Give your employees the encouragement and opportunity they need to actually leave their work for even a quick five-minute break, and they’re bound to feel less frazzled and far more balanced.

4. Limit your meetings.

One of the biggest concerns when it comes to increasing workplace flexibility is that it limits work time. But, rest assured, that doesn’t have to be the case.

Limiting the amount of meetings your employees have to attend is an effective way to give them more flexibility (they won’t have as many scheduled commitments!), while also increasing the amount of time they can actually be heads-down in their own work.

Middle managers spend about 35% of their working time in meetings.

Even worse? Executives consider 67% of meetings to be failures—meaning they’re totally unproductive.

By doing away with all of those unnecessary sit-downs that are only wasting time anyway, your employees will instantly feel like they have more control over their own work schedules.

5. Encourage personal interests.

As mentioned previously, workplace flexibility all ties back to a greater desire for balance. Employees don’t want to feel as if their careers make up the majority of their lives. They’re desperate to even the scales a little bit.

This tactic has almost nothing to do with schedules, but can make a huge difference in recognizing the fact that your team members have lives outside of the four walls of your office building.

Encourage them to pursue their hobbies and passions, and even bring those into the office.

Perhaps you’ll institute regular lunch-and-learn sessions where employees can teach their colleagues about something they’re interested in. Or, maybe you want to start an office-wide kickball league.

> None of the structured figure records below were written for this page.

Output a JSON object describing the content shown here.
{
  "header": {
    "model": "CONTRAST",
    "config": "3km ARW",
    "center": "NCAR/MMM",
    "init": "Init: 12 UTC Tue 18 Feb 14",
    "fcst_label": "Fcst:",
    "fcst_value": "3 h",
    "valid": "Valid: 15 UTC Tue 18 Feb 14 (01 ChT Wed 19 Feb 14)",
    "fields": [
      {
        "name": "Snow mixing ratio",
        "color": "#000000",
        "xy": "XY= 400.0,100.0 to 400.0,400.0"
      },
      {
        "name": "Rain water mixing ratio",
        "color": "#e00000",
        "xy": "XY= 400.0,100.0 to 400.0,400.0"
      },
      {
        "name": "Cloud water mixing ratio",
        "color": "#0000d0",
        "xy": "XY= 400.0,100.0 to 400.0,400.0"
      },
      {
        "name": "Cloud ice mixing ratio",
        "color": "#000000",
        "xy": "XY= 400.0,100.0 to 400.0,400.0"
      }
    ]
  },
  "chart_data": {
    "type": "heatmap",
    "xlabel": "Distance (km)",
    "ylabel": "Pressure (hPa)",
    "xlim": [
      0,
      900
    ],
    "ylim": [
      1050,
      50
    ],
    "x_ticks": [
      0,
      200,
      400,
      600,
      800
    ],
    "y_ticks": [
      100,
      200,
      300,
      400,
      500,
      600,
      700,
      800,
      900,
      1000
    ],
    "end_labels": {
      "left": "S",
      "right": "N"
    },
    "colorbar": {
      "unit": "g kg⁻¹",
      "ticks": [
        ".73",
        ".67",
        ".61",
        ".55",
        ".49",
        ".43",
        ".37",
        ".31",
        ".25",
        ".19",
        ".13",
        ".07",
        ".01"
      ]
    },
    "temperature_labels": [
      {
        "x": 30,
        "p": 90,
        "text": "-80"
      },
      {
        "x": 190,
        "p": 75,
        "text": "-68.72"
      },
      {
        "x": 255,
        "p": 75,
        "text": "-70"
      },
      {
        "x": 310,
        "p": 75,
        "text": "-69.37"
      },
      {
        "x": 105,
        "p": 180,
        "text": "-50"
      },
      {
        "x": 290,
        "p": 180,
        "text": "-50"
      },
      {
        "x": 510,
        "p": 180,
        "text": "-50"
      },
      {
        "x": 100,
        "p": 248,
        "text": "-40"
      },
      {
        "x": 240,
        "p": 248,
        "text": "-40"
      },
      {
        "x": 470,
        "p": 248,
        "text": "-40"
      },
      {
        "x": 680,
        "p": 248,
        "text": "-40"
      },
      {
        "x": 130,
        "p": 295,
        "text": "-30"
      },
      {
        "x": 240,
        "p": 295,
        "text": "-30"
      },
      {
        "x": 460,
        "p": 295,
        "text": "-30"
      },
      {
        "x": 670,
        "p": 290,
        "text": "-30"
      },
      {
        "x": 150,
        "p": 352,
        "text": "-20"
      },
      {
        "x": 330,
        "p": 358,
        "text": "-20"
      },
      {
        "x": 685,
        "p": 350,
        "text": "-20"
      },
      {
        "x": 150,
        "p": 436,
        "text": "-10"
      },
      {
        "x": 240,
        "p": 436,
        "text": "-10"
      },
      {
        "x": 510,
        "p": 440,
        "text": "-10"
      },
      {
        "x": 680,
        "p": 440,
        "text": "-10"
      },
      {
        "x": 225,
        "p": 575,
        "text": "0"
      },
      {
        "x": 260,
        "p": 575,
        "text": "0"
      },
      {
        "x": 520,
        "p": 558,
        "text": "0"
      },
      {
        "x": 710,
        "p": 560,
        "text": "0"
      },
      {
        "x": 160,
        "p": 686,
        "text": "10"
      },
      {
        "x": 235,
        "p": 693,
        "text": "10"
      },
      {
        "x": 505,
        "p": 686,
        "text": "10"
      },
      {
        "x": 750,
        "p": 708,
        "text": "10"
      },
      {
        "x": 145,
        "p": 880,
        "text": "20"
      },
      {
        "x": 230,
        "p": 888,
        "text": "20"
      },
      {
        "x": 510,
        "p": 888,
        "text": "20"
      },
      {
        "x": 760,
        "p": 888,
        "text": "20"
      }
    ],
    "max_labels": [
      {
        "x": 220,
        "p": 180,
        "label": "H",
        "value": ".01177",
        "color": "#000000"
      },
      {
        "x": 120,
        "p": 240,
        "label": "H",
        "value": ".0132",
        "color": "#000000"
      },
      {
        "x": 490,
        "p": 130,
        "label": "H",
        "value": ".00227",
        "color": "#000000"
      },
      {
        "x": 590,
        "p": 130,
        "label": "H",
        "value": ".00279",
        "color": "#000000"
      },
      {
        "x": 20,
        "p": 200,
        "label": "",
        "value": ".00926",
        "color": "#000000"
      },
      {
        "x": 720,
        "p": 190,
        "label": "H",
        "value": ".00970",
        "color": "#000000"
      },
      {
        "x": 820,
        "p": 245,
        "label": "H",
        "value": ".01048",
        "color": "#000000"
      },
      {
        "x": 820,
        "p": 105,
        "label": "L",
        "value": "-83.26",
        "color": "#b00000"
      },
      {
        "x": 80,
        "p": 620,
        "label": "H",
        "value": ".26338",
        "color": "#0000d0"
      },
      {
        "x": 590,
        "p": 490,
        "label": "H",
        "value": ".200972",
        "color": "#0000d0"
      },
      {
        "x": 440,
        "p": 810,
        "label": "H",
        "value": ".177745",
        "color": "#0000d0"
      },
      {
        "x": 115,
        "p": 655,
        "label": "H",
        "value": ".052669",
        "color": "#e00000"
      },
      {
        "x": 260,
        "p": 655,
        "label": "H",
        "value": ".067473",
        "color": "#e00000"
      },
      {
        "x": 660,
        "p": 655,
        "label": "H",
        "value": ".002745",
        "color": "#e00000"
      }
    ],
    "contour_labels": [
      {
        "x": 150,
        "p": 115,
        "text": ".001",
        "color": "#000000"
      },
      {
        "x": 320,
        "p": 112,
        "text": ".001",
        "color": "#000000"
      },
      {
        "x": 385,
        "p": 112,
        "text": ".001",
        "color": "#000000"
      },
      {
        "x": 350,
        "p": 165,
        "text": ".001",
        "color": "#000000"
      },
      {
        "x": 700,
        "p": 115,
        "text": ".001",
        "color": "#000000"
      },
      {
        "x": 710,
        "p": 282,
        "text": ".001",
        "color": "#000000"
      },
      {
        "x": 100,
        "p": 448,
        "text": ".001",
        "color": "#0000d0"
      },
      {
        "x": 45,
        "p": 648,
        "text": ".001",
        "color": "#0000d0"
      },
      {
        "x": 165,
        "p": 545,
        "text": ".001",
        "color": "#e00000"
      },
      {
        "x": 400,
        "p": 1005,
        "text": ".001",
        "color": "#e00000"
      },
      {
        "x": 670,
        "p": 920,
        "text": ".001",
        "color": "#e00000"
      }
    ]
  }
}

These are all things that show your staff that you care about them as people—and not just as employees.

So, brainstorm some ways that you can incorporate some more life, passion, and enthusiasm at work. Your employees will be much better off for it.

Over to You

From improved retention and increased engagement to raising morale in the workplace, there are plenty of reasons that you’d want to incorporate more workplace flexibility into your company culture.

Fortunately, it’s easier than you might anticipate—particularly if you’re willing to think outside the box a little bit.

Put these five tips to work, and you’ll not only notice an increase in workplace flexibility, but in your employee happiness as well.